秋の水郷三昧…12
(『秋の水郷三昧…11』のつづき)

●テラスのある区間に入り、左右に目を向けると、ぽつり、ぽつりとある立木越しに広がる田圃。目の高さから地表が見渡せる、十六島の平らかさ、低さが堪能できるところでもあります。

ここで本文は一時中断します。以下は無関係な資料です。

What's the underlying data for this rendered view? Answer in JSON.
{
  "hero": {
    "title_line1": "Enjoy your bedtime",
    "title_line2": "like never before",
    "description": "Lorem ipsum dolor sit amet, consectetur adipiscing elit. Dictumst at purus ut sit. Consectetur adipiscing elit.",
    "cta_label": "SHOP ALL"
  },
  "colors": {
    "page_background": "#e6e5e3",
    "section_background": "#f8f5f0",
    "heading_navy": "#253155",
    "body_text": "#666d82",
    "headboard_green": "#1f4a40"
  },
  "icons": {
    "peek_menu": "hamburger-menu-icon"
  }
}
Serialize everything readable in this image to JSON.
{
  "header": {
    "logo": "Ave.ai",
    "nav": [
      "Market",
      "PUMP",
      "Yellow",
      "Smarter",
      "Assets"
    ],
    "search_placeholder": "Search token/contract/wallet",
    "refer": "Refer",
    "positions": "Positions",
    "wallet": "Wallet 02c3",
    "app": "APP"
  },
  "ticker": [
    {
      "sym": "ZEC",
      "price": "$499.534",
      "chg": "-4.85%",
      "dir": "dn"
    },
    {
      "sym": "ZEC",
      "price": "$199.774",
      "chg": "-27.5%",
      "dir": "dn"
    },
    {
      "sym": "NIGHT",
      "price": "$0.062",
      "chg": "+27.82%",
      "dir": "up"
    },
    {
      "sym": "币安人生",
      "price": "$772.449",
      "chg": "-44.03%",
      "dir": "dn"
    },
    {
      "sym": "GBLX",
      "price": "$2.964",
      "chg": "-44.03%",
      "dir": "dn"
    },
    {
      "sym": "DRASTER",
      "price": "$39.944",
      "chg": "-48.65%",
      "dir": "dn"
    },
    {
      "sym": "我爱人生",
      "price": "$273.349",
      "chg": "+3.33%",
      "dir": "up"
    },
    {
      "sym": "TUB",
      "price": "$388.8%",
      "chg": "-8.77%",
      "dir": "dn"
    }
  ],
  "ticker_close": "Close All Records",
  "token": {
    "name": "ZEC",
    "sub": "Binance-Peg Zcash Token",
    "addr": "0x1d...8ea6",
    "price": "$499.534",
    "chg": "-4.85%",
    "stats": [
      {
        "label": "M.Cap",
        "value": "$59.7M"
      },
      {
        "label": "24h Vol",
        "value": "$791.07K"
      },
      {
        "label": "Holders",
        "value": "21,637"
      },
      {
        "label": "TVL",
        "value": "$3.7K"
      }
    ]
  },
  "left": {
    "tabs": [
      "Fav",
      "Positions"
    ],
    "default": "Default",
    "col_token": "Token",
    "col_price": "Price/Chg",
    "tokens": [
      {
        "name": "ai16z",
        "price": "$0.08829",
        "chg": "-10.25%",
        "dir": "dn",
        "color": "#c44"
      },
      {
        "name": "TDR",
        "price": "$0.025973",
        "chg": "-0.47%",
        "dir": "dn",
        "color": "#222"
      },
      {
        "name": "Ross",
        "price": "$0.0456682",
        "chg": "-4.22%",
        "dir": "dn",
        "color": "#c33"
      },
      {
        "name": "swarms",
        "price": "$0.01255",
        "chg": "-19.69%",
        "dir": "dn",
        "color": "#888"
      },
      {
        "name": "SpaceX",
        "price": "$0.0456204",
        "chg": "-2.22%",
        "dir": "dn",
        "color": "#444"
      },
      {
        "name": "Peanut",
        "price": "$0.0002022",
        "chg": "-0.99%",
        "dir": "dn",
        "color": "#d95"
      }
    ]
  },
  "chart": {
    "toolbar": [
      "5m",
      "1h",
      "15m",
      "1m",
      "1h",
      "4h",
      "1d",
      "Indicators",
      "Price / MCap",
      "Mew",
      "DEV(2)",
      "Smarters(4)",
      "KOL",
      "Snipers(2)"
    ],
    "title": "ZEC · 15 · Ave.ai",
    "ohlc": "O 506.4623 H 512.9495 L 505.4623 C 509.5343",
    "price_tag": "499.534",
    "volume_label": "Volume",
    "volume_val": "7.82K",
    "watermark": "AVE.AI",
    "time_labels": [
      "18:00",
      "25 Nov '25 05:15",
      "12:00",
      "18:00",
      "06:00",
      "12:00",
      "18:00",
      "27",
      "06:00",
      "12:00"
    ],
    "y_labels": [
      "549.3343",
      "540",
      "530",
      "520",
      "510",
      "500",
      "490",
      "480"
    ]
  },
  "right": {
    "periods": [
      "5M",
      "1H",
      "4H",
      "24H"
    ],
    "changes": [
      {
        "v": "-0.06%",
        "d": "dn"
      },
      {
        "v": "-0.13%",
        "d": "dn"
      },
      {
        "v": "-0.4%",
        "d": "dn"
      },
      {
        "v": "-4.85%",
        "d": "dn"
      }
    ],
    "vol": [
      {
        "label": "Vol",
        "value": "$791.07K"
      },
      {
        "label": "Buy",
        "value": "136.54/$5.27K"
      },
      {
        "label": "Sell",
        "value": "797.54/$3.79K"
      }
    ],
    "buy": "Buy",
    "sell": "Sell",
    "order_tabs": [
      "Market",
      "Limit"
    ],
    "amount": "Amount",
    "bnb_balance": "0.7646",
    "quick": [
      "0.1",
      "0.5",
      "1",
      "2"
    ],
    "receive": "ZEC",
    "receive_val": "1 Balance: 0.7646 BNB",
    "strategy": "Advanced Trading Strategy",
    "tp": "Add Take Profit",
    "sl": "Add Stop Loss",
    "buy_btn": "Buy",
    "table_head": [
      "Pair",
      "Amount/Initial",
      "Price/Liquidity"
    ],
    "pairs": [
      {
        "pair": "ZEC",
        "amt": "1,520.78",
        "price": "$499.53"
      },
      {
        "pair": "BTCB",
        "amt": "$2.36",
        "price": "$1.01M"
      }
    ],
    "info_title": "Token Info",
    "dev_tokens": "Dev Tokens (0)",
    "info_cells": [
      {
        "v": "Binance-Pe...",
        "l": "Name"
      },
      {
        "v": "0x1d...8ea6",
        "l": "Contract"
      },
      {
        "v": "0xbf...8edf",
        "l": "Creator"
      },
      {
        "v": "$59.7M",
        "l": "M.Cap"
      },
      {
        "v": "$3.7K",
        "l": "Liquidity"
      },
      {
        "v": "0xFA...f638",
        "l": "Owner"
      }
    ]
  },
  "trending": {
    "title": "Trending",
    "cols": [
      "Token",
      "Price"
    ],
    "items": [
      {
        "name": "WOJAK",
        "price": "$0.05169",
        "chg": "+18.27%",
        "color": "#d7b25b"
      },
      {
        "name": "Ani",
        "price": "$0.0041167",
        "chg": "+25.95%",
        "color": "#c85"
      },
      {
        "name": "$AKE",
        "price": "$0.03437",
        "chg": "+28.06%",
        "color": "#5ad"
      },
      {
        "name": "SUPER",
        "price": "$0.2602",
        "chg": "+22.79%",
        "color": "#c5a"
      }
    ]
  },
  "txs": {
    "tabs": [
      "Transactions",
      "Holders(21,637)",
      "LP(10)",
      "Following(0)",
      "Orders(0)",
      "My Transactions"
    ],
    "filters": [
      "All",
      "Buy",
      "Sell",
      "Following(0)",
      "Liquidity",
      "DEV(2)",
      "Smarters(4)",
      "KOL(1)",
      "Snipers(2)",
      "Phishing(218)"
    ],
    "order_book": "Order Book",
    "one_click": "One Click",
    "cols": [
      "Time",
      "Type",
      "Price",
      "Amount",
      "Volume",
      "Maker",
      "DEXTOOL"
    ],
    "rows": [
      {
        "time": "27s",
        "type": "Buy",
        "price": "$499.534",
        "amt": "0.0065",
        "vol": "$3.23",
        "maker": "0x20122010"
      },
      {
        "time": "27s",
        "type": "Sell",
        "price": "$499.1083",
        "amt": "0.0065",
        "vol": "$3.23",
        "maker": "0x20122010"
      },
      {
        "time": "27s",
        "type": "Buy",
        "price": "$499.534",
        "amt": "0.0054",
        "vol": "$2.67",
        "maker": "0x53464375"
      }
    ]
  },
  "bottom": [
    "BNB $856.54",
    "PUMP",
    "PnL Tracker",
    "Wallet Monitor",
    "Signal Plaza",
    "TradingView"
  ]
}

●あっ、加藤洲揚排水機場、改修されたんだ。あの独特な書体(過去ログ『ふたたび水郷へ!…4』ほか参照)が見られなくなったのは残念でしたが、美田のかなめである施設が若返ったのは何より。今までは加藤「州」表記だったのが、今回の改修で公式名称たる、加藤「洲」に統一されたのですね。
このあたり、いい雰囲気の古びたRC橋がいくつかあるのですが、写真は中でも白眉(?)の、ムクの高欄に丸穴をあしらったお洒落さん。
【撮影地点のMapion地図】

●新左衛門川にお別れし、与田浦の水面に出たところで、一隻のサッパと反航。今に生きる水郷独特の伝統船型、いつまでも元気で活躍してほしいものです。
中洲の乗り場が視界に入ってきました。水生植物園がお休み中なので、クルマや人影も乏しく、遠目にも少々寂しげです。久方ぶりの十六島・潮来周遊、芯から堪能できました。また来るぞ!
(28年11月6日撮影)
(『秋の水郷三昧…13』につづく)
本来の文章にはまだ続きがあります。